We know that a conductor with current placed in amagnetic field, is exposed to force. Its direction depends on the direction of the field lines and the direction of the current: if the latter are known, the direction of the force can be determined using the rule of the left hand or the right screw.
Let us now consider the extent to which this force depends. Let us turn to experience.
Suspend the lever arm to the left armlinear conductor AB and place it between the poles N and S of the electromagnet so that it is perpendicular to the lines of force of the magnetic field. In series with this conductor, we turn on the ammeter, and also the rheostat, with which it is possible to measure the current in our conductor. We balance the balance and close the circuit. Let the current in the conductor AB be directed from B to A. The equilibrium of the scales is violated; to restore it, the right cup will have to put additional weights, the weight of which will be equal to the force that acts on the conductor vertically down. We now change the current in our conductor; we notice that as the current increases, the force that acts on the conductor also increases. Changes will show us that the force with which a magnetic field affects the conductor is directly proportional to the current flowing through it.
Does this force depend on the length of the conductor AB? To solve this problem, we will take conductors of different lengths with the same current. Measurements will show us that the force with which a magnetic field acts on a conductor with a current will be directly proportional to the length of the part of the conductor located in the magnetic field.
Let F be the force that acts on a conductor with current placed in a magnetic field, l is the length of this conductor and I is the current in it.
With a change in the length of the conductor l and the current in it, as we have seen, the force F
The ratio of the force F to the length of the conductor I and the current in it is a constant value, independent of the current in it; consequently, the magnitude of this ratio can characterize the magnetic field.
This value is called the magnetic induction or induction of the magnetic field.
We denote the magnetic induction by B. By definition, we can write:
B = F / (I · l).
In the SI system, the unit of magnetic inductionis the induction of a field in which a conductor with a current of 1 A and a length of 1 m is exposed to a force of 1 N. The name of this unit is 1 newton / (ampere meter) (abbreviated to 1 N / (A˖m)).
Let us show that 1 N / (A˖m) = 1 (V˖sec) / m²:
1 N / (А˖м) = 1 (Н˖м) / (А˖м²) = 1 j / (А˖м²) = 1 (В˖А˖се) / (А˖м²) = 1 (В˖ sec) / m².
A unit of 1 volt-second is called a Weber (Vb). Therefore, 1 in / m² or 1 Tesla (T) is a unit of magnetic induction. Whereas in the system of measuring the SGSM the unit of measurement of magnetic induction is gauss (Gs):
1 T = 10⁴ Gs.
Magnetic induction is a vector quantity. The direction of the induction vector at a given point coincides with the direction of the magnetic force line passing through this point.
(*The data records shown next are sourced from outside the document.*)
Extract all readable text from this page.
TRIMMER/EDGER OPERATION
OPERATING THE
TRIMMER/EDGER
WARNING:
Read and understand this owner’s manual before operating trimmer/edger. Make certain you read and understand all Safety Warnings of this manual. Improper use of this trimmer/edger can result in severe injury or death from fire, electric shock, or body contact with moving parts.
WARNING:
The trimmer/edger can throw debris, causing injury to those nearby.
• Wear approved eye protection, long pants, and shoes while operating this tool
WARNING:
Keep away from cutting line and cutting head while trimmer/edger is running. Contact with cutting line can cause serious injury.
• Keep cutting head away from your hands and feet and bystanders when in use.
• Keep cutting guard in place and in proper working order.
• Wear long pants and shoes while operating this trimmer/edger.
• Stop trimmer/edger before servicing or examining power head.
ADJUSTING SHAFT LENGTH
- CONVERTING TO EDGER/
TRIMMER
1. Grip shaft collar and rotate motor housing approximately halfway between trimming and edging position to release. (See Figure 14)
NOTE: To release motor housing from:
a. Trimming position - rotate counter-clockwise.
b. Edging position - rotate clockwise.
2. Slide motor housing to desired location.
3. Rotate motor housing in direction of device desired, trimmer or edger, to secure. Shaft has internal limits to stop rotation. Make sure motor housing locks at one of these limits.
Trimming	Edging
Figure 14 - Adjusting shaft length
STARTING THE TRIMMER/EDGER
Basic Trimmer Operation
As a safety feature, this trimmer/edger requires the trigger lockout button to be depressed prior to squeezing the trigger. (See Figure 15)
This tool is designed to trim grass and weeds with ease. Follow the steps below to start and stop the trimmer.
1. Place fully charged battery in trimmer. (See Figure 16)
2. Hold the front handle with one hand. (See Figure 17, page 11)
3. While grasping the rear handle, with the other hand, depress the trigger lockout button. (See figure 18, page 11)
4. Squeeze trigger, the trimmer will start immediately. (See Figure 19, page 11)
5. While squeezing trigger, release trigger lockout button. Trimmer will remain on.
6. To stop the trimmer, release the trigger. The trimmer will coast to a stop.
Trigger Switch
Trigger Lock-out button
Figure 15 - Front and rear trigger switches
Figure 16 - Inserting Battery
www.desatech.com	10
In the SI system, magnetic induction is the force characteristic of a magnetic field, similar to the way the electric field strength expresses the force characteristic of an electric field.
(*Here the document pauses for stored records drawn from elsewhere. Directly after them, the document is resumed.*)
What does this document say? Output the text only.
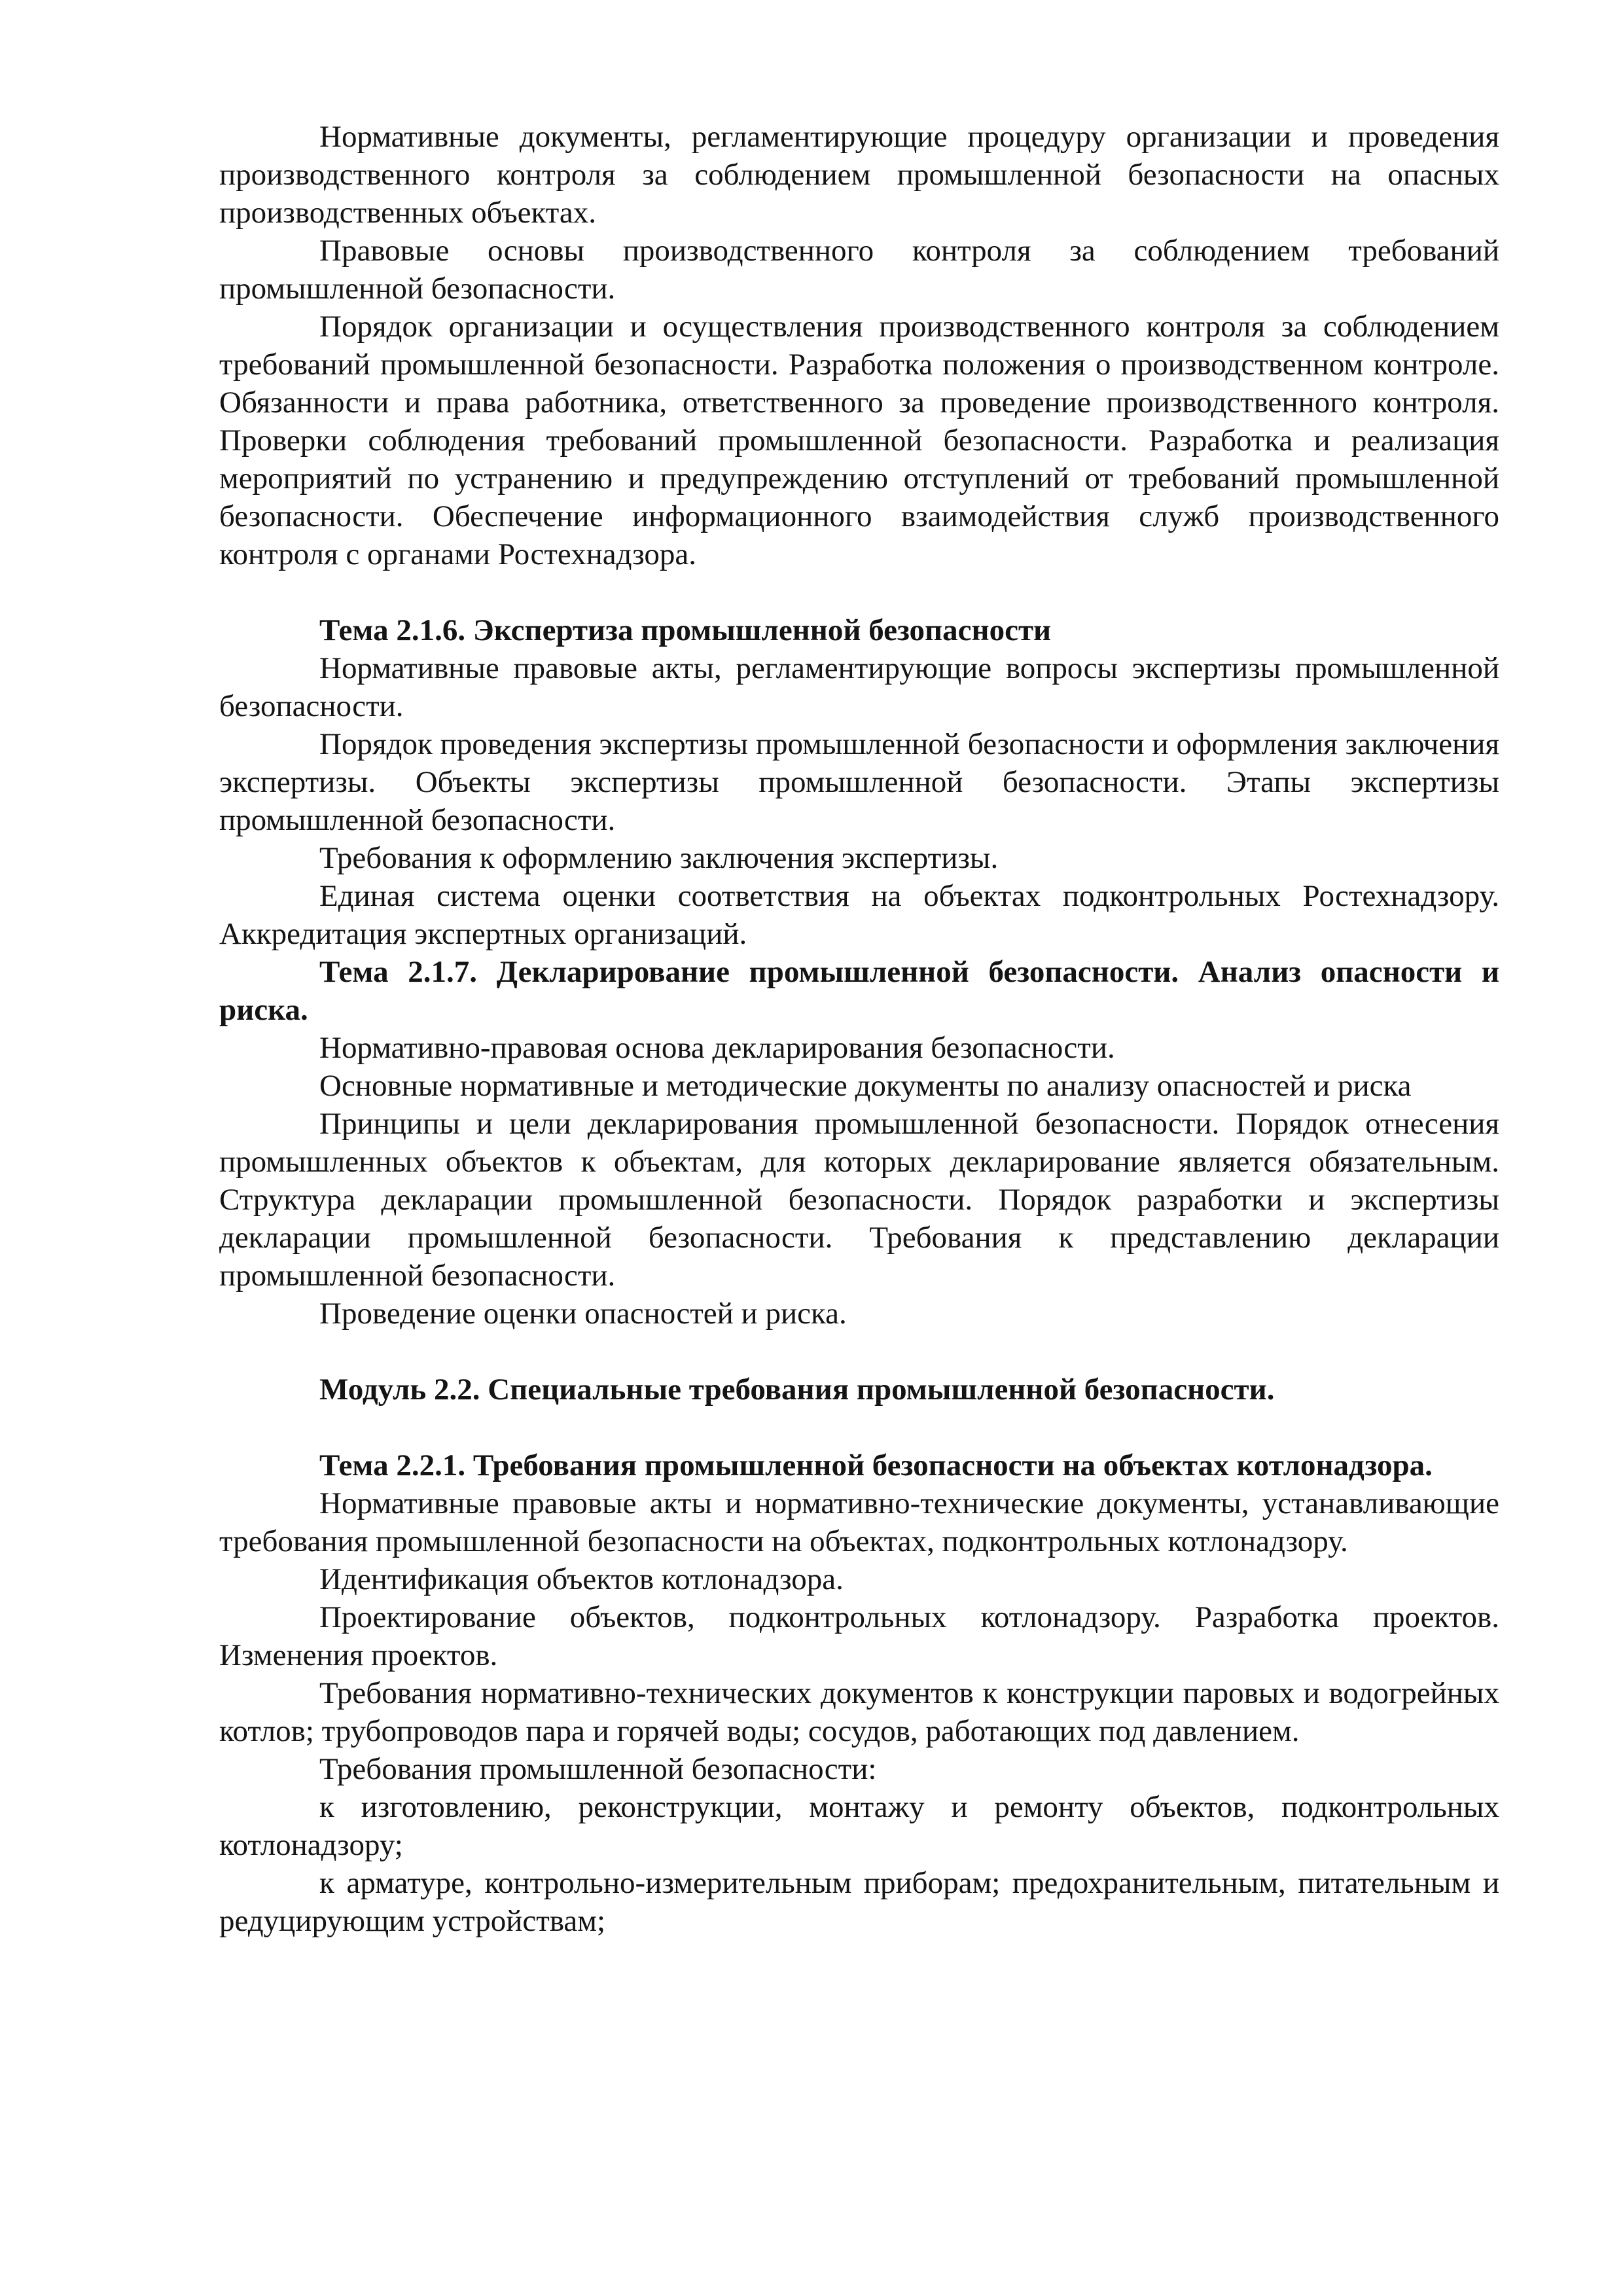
Нормативные документы, регламентирующие процедуру организации и проведения производственного контроля за соблюдением промышленной безопасности на опасных производственных объектах.

Правовые основы производственного контроля за соблюдением требований промышленной безопасности.

Порядок организации и осуществления производственного контроля за соблюдением требований промышленной безопасности. Разработка положения о производственном контроле. Обязанности и права работника, ответственного за проведение производственного контроля. Проверки соблюдения требований промышленной безопасности. Разработка и реализация мероприятий по устранению и предупреждению отступлений от требований промышленной безопасности. Обеспечение информационного взаимодействия служб производственного контроля с органами Ростехнадзора.

Тема 2.1.6. Экспертиза промышленной безопасности

Нормативные правовые акты, регламентирующие вопросы экспертизы промышленной безопасности.

Порядок проведения экспертизы промышленной безопасности и оформления заключения экспертизы. Объекты экспертизы промышленной безопасности. Этапы экспертизы промышленной безопасности.

Требования к оформлению заключения экспертизы.

Единая система оценки соответствия на объектах подконтрольных Ростехнадзору. Аккредитация экспертных организаций.

Тема 2.1.7. Декларирование промышленной безопасности. Анализ опасности и риска.

Нормативно-правовая основа декларирования безопасности.

Основные нормативные и методические документы по анализу опасностей и риска

Принципы и цели декларирования промышленной безопасности. Порядок отнесения промышленных объектов к объектам, для которых декларирование является обязательным. Структура декларации промышленной безопасности. Порядок разработки и экспертизы декларации промышленной безопасности. Требования к представлению декларации промышленной безопасности.

Проведение оценки опасностей и риска.

Модуль 2.2. Специальные требования промышленной безопасности.

Тема 2.2.1. Требования промышленной безопасности на объектах котлонадзора.

Нормативные правовые акты и нормативно-технические документы, устанавливающие требования промышленной безопасности на объектах, подконтрольных котлонадзору.

Идентификация объектов котлонадзора.

Проектирование объектов, подконтрольных котлонадзору. Разработка проектов. Изменения проектов.

Требования нормативно-технических документов к конструкции паровых и водогрейных котлов; трубопроводов пара и горячей воды; сосудов, работающих под давлением.

Требования промышленной безопасности:

к изготовлению, реконструкции, монтажу и ремонту объектов, подконтрольных котлонадзору;

к арматуре, контрольно-измерительным приборам; предохранительным, питательным и редуцирующим устройствам;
Knowing the induction of the magnetic field, we can calculate its force acting on the conductor with current, according to the formula:
F = BI l.
In a conductor with a current, charges move not onlychaotically in different directions, but also in a certain direction. Each of the charges is affected by a magnetic force, which is transmitted to the conductor. The sum of all forces from the chaotic motion is zero, and the sum of the forces of directed motion is called the Ampere force.
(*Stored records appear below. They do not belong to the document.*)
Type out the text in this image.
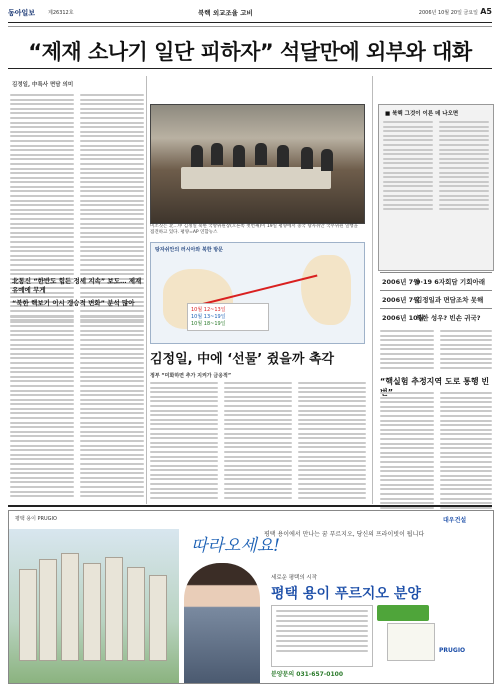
동아일보	제26312호	북핵 외교조율 고비	2006년 10월 20일 금요일 A5
“제재 소나기 일단 피하자” 석달만에 외부와 대화
김정일, 中특사 면담 의미
미소짓는 北…中 김정일 북한 국방위원장(오른쪽 첫번째)이 19일 평양에서 중국 탕자쉬안 국무위원 일행을 접견하고 있다. 평양=AP 연합뉴스
탕자쉬안의 러시아와 북한 방문
10월 12~13일
10월 13~19일
10월 18~19일
■ 북핵 그것이 이른 데 나오면
2006년 7월
9·19 6자회담 기회아래
2006년 7월
김정일과 면담조차 못해
2006년 10월
북한 성우? 빈손 귀국?
北통신 “한반도 힘든 정세 지속” 보도… 제재 유예에 무게
“북한 핵보기 이시 갱승적 변화” 분석 많아
김정일, 中에 ‘선물’ 쥤을까 촉각
정부 “미화하면 추가 지켜가 금응적”
“핵실험 추정지역 도로 통행 빈
평택 용이 PRUGIO	대우건설
따라오세요!
평택 용이에서 만나는 꿈 푸르지오, 당신의 프라이빗이 됩니다
세로운 평택의 시작
평택 용이 푸르지오 분양
분양문의 031-657-0100
PRUGIO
In the general case, the magnitude of the force that acts on a conductor with a current placed in a magnetic field is determined by the Ampere law:
F = BI l sin α, where α is the angle between the current direction (I) and the magnetic field vector (B).
The induction of the magnetic field is numerically equal to the force,with which the magnetic field acts on a unit current element perpendicular to the induction vector. Magnetic induction depends on the properties of the medium.